Tesla P100 GPU and Volta V100 GPU are the best GPUs launched by NVIDIA. Each P100/V100 GPU has the following:

  • 5–8 teraflops of double-precision computation power
  • 16 GB on-device memory
  • 700 GB/s high bandwidth memory I/O
  • NVLink-optimized

As per the specification listed in the preceding list, each P100/V100 GPU has a huge amount of computation power. There is an even more powerful machine that includes eight P100/V100 GPUs inside a single box. The eight-P100/V100-GPU box is called DGX-1.

DGX-1 is designed for high-performance computation. When embedding eight P100/V100 GPUs inside a single box, the cross-GPU network bandwidth becomes the main bottleneck during in-parallel model training.

Therefore, DGX-1 introduces a new hardware link called NVLink.

NVLink

NVLink is a GPU-exclusive, point-to-point communication link among GPUs inside one DGX-1 box.

NVLink can be regarded as a much faster PCIe bus but only connects with GPUs. PCIe 3.0 communication bandwidth is around 10 GB/s. Compared with PCIe, each NVLink can provide around 20–25 GB/s of communication bandwidth among GPUs.

In addition, for the P100 version, the NVLink among the GPUs within a DGX-1 machine forms a special hyper-cube topology, which is shown in Figure 5.20.

As shown in Figure 5.20, we have two different four-GPU islands. G0G3 forms one island and G4G7 forms another island. The hyper-cube topology has the following attributes:

  • Within one island, the four GPUs are fully connected.
  • Between two islands, only counterpart GPUs are connected (for example, G0G4 and G2G6).

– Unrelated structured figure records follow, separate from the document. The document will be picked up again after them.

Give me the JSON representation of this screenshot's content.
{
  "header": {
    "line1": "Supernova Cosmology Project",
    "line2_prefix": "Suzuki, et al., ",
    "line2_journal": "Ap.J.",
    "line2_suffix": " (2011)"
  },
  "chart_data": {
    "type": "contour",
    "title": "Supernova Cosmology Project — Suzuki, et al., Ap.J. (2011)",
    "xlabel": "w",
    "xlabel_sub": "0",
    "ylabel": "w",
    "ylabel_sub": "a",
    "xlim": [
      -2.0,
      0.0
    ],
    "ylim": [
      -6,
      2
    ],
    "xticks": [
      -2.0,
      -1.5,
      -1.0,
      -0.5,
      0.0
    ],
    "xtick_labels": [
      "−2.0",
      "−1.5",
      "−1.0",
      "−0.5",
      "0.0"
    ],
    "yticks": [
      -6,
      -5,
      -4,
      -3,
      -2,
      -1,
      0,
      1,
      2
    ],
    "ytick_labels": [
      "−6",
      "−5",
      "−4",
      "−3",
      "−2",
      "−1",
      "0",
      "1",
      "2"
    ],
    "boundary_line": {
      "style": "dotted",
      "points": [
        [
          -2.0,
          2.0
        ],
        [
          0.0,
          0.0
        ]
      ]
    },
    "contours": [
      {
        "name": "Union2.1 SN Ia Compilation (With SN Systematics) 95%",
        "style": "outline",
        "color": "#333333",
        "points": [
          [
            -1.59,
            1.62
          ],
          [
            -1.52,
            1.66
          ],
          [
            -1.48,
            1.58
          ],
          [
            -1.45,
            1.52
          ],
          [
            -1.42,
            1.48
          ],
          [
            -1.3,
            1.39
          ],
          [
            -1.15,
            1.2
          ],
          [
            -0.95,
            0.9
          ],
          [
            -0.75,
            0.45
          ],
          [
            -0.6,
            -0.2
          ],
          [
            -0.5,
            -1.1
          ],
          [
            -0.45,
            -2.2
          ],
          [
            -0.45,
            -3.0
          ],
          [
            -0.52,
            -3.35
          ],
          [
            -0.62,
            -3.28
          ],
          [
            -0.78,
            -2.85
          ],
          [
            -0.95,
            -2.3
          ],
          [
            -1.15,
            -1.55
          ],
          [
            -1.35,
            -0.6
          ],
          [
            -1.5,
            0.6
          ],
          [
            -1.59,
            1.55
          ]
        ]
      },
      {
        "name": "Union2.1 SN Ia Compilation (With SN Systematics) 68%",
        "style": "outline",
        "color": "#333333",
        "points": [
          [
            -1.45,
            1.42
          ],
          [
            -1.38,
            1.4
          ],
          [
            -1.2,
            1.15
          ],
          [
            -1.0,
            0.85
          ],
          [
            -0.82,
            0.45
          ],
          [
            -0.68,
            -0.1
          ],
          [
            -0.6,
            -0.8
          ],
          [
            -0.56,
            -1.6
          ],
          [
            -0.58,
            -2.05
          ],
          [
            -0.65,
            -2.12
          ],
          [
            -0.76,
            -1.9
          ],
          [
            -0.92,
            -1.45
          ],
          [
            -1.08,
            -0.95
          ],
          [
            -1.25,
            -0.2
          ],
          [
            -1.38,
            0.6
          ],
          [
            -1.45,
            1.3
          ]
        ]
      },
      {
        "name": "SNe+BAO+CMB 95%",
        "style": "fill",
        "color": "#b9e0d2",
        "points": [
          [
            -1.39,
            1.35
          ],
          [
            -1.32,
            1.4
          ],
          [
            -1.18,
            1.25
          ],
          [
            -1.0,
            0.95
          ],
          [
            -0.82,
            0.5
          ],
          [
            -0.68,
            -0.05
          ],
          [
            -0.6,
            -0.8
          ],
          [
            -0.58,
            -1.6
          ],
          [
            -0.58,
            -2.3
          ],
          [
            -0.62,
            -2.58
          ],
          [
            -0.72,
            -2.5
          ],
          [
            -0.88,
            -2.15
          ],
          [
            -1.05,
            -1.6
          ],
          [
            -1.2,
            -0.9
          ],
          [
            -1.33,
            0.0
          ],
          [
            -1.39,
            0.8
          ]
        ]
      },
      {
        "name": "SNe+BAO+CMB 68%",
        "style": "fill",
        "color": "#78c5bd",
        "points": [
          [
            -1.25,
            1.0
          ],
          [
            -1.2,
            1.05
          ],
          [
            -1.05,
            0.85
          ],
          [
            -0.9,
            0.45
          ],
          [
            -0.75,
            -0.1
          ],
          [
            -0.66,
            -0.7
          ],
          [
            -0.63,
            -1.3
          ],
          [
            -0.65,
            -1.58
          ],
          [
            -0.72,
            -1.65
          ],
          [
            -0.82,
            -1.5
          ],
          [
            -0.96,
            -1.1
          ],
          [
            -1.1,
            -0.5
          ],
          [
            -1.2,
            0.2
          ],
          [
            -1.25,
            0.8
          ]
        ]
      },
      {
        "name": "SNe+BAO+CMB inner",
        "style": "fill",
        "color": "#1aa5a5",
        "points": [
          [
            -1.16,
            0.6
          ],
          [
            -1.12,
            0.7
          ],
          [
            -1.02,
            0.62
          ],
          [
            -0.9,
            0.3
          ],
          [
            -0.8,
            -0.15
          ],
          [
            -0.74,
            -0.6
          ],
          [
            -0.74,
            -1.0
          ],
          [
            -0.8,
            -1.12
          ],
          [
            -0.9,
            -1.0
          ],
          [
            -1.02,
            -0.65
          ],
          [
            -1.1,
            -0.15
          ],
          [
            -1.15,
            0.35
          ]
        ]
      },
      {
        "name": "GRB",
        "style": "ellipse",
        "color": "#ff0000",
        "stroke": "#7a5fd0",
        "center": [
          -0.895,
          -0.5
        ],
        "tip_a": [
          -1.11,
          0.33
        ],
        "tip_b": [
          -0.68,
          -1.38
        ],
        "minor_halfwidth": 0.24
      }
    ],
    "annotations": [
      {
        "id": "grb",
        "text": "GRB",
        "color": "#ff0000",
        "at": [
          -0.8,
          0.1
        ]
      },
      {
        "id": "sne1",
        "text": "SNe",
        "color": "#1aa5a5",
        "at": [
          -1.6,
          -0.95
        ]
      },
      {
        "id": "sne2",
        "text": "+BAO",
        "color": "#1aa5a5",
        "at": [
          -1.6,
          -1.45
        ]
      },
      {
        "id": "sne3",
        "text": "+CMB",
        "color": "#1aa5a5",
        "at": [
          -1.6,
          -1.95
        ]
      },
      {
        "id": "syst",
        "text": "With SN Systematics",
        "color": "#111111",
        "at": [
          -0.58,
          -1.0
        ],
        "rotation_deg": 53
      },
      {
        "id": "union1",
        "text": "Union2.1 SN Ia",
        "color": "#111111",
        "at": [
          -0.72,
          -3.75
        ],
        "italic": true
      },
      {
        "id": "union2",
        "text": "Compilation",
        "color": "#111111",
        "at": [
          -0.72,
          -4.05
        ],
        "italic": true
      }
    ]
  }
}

The following figure shows the hyper-cube topology:

Figure 5.20 – Hyper-cube NVLink topology inside a DGX-1 machine

Figure 5.20 – Hyper-cube NVLink topology inside a DGX-1 machine

For DGX-1 with eight V100 GPUs, the NVLink topology looks similar to the preceding figure. More specifically, besides the hyper-cube topology in Figure 5.20, DGX-1 (with V100) adds an additional NVLink ring that connects G0, G3, G2, G6, G7, G4, G5, and G1.

A100 and DGX-2

Currently, the best GPU from NVIDIA is called A100. The following are some of the main specifications of A100:

  • 10 teraflops of double-precision computation power
  • 40 GB on-device memory
  • 1,500 GB/s memory bandwidth
  • NVSwitch-optimized

The DGX-2 machine packs 16 A100 GPUs inside a single box. These 16 A100s are connected by NVSwitch.

NVSwitch

NVSwitch is the new generation of cross-GPU communication channels. It can be regarded as a switch in computer networks that enables point-to-point communication bandwidth of 150 GB/s unidirectionally and 300 GB/s bidirectionally among GPUs.

Summary

In this chapter, we mainly discussed NLP models and state-of-the-art hardware accelerators. After reading this chapter, you now understand why NLP models are usually not suitable to be trained on a single GPU. You also now know basic concepts such as the structure of an RNN model, a stacked RNN model, ELMo, BERT, and GPT.

Regarding hardware, you now know about several state-of-the-art GPUs from NVIDIA and the high-bandwidth links in between.

In the next chapter, we will cover the details of model parallelism and some techniques to improve system efficiency.